Original publish date: 17 June 2014
Alright. I have to admit that “zombie” WILL catch my attention. Add to that fact the horrifically successful trend to hashtag EVERYTHING and, yeah, I’m going to take a look. Not to mention that the cover for this is pretty sweet in its simplicity.
#zombie by Al K. Line (and if this isn’t an awesome battery-related pen name, I will be slightly disappointed) is an intriguing zombie tale whose outbreak stems from cyber origins, something I’ve not seen done much before. While reading it, I found myself constantly thinking of it as a cautionary tale of our growing dependence on, and in some cases addiction to, social media; yet I’m oddly compelled to check Facebook or Twitter right now anyway…

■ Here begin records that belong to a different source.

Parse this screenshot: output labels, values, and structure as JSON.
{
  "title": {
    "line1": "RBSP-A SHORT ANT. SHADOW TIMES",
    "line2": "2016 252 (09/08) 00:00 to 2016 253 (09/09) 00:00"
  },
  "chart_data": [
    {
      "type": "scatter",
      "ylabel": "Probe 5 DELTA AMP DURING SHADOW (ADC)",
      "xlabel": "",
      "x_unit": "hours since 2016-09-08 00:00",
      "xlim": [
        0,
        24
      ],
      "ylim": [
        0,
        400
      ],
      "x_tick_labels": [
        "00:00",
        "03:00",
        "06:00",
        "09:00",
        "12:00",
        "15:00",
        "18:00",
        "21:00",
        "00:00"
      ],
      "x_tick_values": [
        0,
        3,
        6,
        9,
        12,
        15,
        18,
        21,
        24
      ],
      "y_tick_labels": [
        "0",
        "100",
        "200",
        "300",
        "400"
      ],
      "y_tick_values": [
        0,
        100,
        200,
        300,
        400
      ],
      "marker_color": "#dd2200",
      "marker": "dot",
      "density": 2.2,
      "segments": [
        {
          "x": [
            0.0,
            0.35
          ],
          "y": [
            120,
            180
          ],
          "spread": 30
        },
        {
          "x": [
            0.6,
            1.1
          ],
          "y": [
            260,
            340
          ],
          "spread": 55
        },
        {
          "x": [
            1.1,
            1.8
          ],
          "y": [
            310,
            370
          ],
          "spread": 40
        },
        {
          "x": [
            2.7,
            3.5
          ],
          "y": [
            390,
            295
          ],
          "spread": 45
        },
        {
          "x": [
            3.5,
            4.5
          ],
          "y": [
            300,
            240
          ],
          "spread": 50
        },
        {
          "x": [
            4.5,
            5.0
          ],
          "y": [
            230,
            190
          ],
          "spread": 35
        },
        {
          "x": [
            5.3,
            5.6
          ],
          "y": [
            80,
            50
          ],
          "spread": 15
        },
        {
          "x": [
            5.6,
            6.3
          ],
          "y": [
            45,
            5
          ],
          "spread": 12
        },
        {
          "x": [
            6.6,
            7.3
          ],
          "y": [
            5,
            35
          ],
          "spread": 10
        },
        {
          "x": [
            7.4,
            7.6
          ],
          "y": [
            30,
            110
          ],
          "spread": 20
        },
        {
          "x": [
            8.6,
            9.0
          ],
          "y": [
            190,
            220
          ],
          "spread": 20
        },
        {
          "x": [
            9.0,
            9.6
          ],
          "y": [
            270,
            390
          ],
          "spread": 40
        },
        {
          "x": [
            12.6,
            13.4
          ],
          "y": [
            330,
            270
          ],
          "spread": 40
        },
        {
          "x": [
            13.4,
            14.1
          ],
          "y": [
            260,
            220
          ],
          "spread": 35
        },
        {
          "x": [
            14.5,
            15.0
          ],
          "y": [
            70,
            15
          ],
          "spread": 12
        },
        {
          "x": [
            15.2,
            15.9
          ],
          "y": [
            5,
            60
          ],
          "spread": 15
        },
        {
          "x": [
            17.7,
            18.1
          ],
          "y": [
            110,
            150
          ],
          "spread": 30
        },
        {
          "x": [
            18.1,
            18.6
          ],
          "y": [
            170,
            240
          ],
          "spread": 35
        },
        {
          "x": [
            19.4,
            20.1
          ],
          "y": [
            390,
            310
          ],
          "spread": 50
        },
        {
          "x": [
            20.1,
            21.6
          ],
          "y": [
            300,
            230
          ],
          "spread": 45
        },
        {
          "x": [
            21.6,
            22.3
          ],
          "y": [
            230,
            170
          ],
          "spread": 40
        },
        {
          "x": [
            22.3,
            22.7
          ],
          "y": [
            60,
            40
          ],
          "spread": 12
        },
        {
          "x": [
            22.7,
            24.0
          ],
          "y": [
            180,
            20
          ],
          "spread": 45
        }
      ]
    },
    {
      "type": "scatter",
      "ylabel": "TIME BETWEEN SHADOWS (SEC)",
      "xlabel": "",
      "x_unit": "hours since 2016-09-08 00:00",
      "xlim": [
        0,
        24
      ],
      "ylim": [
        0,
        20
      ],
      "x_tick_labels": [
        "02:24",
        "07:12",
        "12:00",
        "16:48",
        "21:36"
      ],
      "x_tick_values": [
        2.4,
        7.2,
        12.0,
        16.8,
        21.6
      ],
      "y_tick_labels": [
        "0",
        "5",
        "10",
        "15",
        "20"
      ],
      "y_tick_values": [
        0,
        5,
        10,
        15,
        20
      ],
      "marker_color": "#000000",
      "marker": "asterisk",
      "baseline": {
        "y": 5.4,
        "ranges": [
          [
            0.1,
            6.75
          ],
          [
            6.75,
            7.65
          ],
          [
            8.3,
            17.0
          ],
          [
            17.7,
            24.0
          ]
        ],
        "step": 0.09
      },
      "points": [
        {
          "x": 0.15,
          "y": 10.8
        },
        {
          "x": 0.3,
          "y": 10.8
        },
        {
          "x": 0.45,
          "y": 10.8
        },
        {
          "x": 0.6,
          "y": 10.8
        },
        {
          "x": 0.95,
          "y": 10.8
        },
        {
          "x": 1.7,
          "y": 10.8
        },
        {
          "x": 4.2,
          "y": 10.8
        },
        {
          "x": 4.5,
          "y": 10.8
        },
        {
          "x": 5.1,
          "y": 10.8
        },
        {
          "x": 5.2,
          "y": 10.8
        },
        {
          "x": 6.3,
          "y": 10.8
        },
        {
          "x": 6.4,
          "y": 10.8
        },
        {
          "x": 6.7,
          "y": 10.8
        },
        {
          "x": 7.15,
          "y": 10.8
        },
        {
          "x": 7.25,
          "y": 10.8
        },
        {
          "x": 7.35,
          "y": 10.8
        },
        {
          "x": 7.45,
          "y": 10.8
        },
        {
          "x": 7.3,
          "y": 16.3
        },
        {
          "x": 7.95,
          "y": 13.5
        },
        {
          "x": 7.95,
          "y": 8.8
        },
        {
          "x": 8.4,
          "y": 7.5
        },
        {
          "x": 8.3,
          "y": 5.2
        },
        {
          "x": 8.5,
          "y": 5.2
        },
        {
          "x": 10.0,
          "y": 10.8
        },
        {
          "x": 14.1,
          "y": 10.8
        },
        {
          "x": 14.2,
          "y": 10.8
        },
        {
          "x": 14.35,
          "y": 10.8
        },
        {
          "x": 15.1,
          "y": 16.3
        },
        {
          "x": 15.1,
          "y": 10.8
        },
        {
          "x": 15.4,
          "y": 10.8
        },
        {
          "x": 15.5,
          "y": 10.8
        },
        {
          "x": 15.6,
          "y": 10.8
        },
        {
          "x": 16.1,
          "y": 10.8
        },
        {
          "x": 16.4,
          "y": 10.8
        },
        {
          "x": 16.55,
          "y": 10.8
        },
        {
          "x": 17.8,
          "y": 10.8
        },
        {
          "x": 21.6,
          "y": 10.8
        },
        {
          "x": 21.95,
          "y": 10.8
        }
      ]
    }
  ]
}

The story itself was captivating, as evidenced by the fact that I was reading it and barely even noticed that it had gone from a sunny day to darkened dusk around me. Ven.genence, aka Ven aka Sarah, her infant son, her hacker cohort Kyle, and her well-loved dog Boscoe traverse a world infected by the zombiebot she unleashed. It’s a dangerous world, but she manages to think to get to her hippie sister who is a technophobe in Wales in an effort to survive.
As for the characterization and grammatical mechanics of the story, there were some concerns I had and I feel like there are many opportunities for revision. I’m aware that this is in British English and not American English that I’m inundated with every day, but I’m well-versed in both and I found that there were areas that could use a second look from an editor. I also wasn’t too keen on the characters, apart from Bos Bos. For a main character, I should feel some connection to them, but with Ven, I was struggling to stick with her. She was static and dynamic at the same time, if that makes any sense; she would go back and forth on different actions or thoughts, but there wasn’t really any discernable or appreciable growth in her character (apart from shedding her many pairs of shoes for the necessities, such as sustenance and weapons).
The ending of the story was a good surprise that had me uttering, “oh shit.” It leaves it open for the subsequent books in the series, but I’m not sure if I’m personally inclined to continue reading on. Maybe Ven will have character growth with the *spoiler* turning of her son, but, then again, maybe not.
Overall, I’d give it 3.5 out of 5 stars.